LB Finance recorded a strong performance for the financial year ended 31st March 2020. The Company maintained the operating cost within stable margins to post an operating profit before tax on financial services of Rs. 9.9 billion for the year.
Income for the year increased by 7% year-on-year to Rs. 31.2 billion at the end of the financial year under review of which interest income to the Company was Rs 29.2 billion, illustrating a 7 percent Y-O-Y improvement. Net interest income for the year was Rs. 15.5 billion, indicating an 8% increase in comparison to the previous year. The Company’s total operating income reflected a growth of 8% at Rs. 17.6 billion.
As a prudent measure, the company considered the Portfolio Delinquency State, Probability of Default (PD) and Loss Given Default (LGD) as at 31st March 2020 which partially includes the impact of COVID -19 for the impairment calculations.
The Company’s cost to income ratio stood at 33 percent, denoting its efficient cost management. Meanwhile, the Company’s total assets as at 31st March 2020 stood at Rs. 144 billion in comparison to Rs.136 billion as at 31st March 2019, with more than 90% of them being income generating assets which are backed by solid securities.

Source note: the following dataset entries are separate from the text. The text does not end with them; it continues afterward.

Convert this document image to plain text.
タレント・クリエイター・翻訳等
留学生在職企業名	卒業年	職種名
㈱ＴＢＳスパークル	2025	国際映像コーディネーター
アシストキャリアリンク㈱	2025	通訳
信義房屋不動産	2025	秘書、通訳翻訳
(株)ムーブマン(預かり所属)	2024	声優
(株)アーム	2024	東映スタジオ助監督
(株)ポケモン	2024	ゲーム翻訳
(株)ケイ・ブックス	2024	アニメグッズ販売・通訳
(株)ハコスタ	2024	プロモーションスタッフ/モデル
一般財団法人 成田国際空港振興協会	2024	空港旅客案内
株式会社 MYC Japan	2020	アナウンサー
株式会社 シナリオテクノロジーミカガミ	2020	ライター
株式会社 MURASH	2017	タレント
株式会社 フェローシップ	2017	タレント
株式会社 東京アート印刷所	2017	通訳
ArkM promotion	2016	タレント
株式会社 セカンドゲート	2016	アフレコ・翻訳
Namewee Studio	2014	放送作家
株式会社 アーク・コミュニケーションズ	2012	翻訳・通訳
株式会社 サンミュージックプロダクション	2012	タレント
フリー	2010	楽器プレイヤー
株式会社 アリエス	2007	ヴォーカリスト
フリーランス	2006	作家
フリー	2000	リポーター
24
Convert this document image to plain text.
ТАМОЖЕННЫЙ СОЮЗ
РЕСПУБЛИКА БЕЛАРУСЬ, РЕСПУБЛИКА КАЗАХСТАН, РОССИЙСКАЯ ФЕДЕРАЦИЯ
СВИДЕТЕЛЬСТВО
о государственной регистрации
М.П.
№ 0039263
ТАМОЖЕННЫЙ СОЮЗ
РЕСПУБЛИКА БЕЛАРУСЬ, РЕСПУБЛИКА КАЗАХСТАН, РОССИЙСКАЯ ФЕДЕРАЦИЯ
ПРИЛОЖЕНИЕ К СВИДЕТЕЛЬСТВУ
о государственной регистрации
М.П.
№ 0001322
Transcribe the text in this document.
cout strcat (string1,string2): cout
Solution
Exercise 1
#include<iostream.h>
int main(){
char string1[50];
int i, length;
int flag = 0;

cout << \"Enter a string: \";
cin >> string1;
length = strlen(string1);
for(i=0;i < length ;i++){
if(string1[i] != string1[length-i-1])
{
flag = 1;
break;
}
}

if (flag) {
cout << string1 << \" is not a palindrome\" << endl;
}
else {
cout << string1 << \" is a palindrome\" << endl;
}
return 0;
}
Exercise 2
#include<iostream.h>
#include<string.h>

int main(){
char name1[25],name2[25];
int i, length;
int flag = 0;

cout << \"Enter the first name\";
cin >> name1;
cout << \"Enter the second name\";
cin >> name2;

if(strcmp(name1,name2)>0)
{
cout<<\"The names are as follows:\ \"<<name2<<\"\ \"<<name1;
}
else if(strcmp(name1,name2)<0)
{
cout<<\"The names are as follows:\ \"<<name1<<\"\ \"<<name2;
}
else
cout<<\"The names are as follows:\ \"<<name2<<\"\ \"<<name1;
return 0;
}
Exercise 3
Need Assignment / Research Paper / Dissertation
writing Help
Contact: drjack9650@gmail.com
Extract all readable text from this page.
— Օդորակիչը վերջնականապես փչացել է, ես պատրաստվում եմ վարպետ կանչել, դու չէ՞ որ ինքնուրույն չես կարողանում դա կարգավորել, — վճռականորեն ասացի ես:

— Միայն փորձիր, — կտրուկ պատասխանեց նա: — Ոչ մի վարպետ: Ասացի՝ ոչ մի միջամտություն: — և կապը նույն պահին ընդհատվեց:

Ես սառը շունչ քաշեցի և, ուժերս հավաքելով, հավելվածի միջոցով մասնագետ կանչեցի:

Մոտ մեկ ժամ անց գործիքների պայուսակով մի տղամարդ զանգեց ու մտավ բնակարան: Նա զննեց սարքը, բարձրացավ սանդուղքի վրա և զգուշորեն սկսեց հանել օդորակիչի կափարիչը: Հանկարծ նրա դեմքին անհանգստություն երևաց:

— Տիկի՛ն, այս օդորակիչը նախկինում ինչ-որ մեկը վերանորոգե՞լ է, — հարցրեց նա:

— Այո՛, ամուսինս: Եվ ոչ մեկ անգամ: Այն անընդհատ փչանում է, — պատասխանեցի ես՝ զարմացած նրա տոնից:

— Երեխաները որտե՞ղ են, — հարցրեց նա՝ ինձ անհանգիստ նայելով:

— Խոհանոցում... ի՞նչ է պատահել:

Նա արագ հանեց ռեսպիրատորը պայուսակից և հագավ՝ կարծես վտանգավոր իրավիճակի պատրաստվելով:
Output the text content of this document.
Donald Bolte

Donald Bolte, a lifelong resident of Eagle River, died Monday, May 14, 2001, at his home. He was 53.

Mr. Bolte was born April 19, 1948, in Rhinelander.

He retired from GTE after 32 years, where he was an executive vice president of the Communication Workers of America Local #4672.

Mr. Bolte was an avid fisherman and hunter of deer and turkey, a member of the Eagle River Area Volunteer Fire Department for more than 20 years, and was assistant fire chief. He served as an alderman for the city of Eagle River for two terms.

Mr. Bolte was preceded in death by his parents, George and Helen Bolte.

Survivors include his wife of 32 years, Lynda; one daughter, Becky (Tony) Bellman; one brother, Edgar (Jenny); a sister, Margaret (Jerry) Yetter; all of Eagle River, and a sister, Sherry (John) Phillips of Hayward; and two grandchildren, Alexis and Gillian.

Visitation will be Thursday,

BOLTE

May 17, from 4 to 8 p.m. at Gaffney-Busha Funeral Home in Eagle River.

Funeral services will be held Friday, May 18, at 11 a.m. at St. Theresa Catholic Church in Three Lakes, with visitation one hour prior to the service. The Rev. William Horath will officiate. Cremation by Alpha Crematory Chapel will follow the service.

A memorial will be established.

Despite the hardships that were faced by the sector, LB Finance managed to have a portfolio with 5% growth which was commendable given that it was achieved at a time when overall private credit expansion was highly subdued.
“Our profitability has been increasing every year surpassing all our peer groups. This year too, in spite of challenging unexpected external shocks, LBF showed our resilience, prudent management skills and sustainable pursuit of growth. Nevertheless, we consistently remain a step ahead of such external challenges by adopting prudent practices, anticipating customer needs and seeking opportunities to maintain sustainable competitive advantage,” commented Sumith Adhihetty, Managing Director of LB Finance PLC.
LB Finance’s total capital adequacy ratio as at the end of the financial year stood at 20.75 percent as compared with a minimum regulatory requirement of 11%.
LB Finance consistently maintains the industry’s lowest NPL (Non-Performing-Loan) ratio which shows the superiority of its asset quality. This year too the Company succeeded in maintaining an NPL ratio of 3.93 percent and a net NPL of -0.12 percent through prudent lending and efficient recovery methods.
Meanwhile, the Company’s first overseas venture, LB Micro Finance Myanmar Ltd, is now making profits, less than three years since its inception. In addition to this, LB Finance further enhanced its technology offering, which has gained a reputation as the best among all finance companies, to enhance customer convenience.